How much does Kenya Power lose per hour of a nationwide blackout?


The Sunday Nation


19 March 2023


Peter Githae’s question is short and to the point: “How much, in does KPLC lose for every one hour of a national power outage?”. The quick way to work it out is to find out the annual sales revenue of the company, divide that by 365 and then by 24.

In the year ended June 30, 2022, Kenya Power recorded sales of Sh157 billion. On average, this works down to about Sh430 million per day, which comes to about Sh18 million per hour. But is this money actually lost? Does it leave the company’s bank accounts? The answer is no!

The money that actually leaves the account is the cost of running the business - the operating costs – workers salaries, rents for premises and so on – as well as the finance costs. In the case of Kenya Power, these amounted to Sh38 billion and Sh12B respectively. The total is about Sh50B. This works down to about Sh5.7 million per hour (Sh50B divided by 365; divided by 24).

That’s not all; we must also consider capacity charges that are paid to power producers. This is money charged for making the generators available to Kenya Power. It is to the practice of some car hire companies that charge a daily rate as well as a mileage rate. Even if you don’t use the car, you must pay a hiring amount, and when you use it, you pay a usage fee depending on the distance you drive it.

Capacity charges are usually higher than the electric energy cost. In the case of the public utility, KenGen, the total capacity charge for all its generators is about three time the amount it bills Kenya Power for electricity supplied.

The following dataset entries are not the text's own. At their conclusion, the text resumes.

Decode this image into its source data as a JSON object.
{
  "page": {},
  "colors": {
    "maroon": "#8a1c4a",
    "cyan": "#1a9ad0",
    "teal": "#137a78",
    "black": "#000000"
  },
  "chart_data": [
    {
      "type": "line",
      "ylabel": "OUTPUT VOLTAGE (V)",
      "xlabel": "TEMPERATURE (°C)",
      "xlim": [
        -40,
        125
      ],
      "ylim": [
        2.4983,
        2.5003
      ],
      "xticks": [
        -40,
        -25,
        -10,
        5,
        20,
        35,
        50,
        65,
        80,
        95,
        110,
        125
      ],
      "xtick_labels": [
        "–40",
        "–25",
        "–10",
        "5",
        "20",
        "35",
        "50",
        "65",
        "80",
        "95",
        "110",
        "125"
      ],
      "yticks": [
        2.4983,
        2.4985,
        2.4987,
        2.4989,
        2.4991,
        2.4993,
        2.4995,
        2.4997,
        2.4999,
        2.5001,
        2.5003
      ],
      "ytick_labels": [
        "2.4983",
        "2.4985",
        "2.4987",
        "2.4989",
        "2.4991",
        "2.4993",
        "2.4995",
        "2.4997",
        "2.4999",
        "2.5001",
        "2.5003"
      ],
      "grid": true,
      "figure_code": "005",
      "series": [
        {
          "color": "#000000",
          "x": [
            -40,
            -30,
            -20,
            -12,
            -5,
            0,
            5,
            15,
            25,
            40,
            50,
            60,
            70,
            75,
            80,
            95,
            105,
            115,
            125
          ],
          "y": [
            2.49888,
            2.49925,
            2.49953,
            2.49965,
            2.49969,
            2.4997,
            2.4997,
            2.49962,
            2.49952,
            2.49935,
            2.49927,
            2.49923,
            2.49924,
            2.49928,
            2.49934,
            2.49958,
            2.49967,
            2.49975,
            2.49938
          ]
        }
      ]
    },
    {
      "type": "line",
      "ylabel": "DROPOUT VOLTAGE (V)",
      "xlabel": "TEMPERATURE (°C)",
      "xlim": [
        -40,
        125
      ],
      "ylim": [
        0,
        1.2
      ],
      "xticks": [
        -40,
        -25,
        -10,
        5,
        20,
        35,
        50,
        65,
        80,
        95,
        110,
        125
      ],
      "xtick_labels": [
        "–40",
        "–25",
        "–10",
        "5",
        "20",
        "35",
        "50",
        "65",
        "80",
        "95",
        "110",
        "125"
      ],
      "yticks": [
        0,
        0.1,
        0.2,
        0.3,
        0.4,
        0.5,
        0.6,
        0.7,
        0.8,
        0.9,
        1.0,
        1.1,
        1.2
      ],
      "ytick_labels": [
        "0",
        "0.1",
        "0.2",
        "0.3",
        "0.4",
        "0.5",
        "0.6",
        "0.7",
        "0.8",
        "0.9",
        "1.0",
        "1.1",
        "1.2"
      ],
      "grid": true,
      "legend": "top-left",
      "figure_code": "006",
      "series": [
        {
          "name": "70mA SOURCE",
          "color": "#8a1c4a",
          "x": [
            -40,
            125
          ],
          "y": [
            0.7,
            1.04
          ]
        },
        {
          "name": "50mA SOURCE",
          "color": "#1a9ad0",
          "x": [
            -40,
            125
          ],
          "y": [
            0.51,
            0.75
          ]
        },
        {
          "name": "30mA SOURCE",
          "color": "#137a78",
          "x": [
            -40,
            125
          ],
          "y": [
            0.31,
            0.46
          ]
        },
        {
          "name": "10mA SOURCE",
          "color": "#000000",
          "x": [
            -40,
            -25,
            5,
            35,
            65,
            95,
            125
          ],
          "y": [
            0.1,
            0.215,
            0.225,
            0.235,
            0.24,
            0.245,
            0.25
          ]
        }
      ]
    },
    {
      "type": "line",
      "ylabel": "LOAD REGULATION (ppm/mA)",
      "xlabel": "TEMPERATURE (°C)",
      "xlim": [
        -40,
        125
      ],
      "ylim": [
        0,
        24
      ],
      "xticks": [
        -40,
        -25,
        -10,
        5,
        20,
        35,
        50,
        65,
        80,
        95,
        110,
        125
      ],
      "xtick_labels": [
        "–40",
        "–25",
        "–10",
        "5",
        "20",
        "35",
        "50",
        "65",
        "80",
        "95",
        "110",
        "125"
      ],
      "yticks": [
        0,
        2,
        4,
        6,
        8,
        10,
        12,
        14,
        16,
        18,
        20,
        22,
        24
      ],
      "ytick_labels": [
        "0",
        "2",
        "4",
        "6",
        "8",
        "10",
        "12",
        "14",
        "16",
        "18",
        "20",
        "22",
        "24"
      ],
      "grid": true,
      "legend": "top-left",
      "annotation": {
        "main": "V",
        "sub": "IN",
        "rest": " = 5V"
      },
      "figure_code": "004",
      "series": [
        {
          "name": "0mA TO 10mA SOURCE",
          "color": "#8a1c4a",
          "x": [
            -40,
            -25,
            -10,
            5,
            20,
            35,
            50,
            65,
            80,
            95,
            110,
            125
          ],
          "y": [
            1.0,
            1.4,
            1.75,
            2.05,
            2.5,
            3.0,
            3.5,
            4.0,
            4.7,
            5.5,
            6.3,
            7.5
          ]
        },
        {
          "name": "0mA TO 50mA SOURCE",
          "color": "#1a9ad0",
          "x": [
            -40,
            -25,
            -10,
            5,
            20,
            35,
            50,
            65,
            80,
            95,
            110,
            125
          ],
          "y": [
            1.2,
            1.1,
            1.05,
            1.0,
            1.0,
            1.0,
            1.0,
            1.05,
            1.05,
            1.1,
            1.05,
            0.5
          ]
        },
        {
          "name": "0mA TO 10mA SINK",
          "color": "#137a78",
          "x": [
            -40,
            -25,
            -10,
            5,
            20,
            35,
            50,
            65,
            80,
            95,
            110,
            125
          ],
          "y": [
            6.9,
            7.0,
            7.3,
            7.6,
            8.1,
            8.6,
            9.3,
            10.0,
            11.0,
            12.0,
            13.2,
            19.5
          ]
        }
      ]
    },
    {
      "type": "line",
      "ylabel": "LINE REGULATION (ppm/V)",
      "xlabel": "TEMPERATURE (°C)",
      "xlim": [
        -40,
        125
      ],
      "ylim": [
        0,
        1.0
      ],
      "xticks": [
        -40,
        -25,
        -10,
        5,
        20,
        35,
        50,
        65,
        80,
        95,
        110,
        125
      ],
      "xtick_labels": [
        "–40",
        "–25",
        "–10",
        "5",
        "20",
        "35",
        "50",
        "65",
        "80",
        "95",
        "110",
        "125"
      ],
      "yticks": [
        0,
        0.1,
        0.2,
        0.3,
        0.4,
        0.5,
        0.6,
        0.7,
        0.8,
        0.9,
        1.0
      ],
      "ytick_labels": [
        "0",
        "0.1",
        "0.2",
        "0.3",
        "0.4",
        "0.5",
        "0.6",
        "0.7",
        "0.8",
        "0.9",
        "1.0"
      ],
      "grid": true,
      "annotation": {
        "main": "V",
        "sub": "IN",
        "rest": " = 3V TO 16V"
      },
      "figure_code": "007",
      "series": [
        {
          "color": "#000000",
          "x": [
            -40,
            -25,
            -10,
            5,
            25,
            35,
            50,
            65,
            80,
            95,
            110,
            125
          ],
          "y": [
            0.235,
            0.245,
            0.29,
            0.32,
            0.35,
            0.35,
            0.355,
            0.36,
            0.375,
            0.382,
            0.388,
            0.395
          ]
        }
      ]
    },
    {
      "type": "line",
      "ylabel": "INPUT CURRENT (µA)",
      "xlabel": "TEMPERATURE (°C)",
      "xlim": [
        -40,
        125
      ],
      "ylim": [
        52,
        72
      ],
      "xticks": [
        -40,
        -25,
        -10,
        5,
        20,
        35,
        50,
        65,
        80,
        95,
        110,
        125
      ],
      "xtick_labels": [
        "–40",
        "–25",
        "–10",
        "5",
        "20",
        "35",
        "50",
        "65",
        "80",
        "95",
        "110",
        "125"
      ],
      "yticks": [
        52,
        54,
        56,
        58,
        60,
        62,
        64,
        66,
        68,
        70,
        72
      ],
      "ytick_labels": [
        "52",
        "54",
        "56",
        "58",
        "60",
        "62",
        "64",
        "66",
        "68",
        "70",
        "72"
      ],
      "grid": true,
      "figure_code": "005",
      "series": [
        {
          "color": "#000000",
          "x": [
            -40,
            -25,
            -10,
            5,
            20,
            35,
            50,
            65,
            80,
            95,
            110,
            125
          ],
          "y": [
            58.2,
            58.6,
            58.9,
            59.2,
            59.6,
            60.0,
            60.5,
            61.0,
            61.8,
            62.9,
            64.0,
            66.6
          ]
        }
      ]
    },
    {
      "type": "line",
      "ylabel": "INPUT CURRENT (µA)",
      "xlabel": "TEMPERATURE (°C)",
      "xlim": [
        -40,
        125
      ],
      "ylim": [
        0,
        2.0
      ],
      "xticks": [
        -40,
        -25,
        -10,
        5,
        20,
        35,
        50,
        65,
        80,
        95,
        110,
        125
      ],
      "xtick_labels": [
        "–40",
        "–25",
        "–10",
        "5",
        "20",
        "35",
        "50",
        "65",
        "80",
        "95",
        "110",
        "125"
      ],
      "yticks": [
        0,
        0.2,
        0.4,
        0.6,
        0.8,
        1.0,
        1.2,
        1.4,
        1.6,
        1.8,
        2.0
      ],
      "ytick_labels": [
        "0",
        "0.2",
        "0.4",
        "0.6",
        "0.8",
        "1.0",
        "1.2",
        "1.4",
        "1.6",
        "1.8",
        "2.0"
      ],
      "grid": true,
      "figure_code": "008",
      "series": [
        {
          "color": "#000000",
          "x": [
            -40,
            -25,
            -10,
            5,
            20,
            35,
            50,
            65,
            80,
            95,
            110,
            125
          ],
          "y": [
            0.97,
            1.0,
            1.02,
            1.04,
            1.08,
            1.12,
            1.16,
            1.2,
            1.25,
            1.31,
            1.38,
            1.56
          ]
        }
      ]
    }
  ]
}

In the year ended June 30, 2022, for example, KenGen billed Kenya Power a total of Sh41B out of which Sh25B was capacity charges for all its generators.

The independent power producers (IPPs) charge higher than KenGen: I estimate their capacity charges to be about 85 per cent of their total bill. In the last financial year, they billed Kenya Power a total of Sh56B, hence, out of this, approximately Sh50B was capacity charge.

Thus, in total, Kenya Power paid Sh75B as capacity charges during that financial year. This works to about Sh8.5M per hour. When add this to the Sh5.7M for other operating expenses, the total loss during a nationwide blackout comes to about Sh14M per hour.